Christ Jesus has said that word to you already. He has opened your ears to hear His Word and your lips to show forth His praise. He did that when you were baptized. So He will say “Be thou opened” to something else someday. He will say it to your grave. You can say it all day over your loved ones’ graves and nothing happens. He will say it on the last day and they will fly open and your loved ones and you will quickly join Him in the skies, alive and well, more alive and well than you and they have ever been. Jesus lives! and you shall too.
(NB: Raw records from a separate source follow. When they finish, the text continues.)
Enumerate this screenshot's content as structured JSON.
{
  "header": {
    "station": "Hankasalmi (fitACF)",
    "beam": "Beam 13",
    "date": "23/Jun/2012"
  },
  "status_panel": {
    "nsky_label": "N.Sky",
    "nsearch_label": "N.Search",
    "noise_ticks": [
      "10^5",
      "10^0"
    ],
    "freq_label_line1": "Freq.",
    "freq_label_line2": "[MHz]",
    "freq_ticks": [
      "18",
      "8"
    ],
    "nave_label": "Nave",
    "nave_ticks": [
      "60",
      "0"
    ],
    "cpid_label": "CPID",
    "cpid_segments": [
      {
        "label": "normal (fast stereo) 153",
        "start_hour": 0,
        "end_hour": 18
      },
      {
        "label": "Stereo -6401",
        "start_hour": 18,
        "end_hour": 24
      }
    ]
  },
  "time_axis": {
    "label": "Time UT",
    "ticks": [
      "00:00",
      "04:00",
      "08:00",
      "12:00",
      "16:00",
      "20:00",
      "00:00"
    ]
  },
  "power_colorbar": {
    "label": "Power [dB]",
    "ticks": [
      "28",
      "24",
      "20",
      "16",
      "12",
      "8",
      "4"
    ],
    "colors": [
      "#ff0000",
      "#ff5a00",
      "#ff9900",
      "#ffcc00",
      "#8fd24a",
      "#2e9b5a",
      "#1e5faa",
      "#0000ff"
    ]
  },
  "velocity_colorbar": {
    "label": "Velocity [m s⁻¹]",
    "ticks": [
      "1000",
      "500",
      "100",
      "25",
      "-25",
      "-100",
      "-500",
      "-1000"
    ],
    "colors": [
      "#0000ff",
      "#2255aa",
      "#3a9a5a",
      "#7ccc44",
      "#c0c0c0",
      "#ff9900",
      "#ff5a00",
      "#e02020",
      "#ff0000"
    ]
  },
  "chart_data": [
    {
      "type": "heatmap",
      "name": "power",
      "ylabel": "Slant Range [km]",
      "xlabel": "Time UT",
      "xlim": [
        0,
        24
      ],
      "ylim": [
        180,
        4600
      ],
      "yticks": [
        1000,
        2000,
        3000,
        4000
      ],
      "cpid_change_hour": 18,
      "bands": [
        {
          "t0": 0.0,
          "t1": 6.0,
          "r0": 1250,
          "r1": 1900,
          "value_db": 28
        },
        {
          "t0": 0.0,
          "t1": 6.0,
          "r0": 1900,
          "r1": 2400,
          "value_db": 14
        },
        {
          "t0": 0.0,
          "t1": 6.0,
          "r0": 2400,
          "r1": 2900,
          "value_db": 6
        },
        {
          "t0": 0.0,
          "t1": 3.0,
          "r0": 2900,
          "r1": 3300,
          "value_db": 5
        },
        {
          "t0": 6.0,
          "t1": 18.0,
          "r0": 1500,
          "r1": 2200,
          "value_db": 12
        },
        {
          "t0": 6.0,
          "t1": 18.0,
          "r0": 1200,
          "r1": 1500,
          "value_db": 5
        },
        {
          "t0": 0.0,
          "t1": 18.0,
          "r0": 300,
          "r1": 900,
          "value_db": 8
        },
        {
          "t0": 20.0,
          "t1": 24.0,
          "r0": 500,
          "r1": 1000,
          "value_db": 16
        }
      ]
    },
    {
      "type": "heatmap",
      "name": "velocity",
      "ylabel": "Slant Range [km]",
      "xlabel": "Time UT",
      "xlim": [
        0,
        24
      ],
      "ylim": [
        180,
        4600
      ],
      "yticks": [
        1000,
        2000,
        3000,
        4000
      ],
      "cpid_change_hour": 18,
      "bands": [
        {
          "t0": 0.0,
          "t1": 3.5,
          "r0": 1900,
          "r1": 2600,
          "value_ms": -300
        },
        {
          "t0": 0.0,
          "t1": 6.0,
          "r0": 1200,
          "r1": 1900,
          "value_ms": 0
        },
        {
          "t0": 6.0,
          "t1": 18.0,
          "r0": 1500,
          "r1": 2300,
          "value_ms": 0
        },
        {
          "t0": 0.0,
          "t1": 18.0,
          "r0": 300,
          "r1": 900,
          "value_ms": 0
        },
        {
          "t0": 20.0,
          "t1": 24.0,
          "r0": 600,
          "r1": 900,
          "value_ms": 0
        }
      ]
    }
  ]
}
So, “Make haste, O God, to deliver me; make haste to help me, O Lord.” It is no mistake that the Church begins her daily prayers with these words. “Deliver me” – “Get me out of this sinful world and forgive me and ‘take me to that holy place, the home of joys supernal.’” “Help me” – “You alone give us the gift, the ability, to do You true and laudable service, so help me serve You faithfully in this life so I won’t be disqualified from receiving Your heavenly promises.” “Make haste” – “Lord God, keep Your promises; don’t leave me prey to evil!”

During this life God’s Holy Spirit is sanctifying us. He’s preparing us for the life to come, the life that will last forever that will never have any sin anywhere near it. Yes, your own body, your own flesh and blood will live forever without sin. You’ll never get sick, never get hurt, never die. So live for that die, the day of the resurrection of all flesh, the day our bodies will be purified. Prepare for it. Live like God’s children. Hear His Word. Proclaim His praise.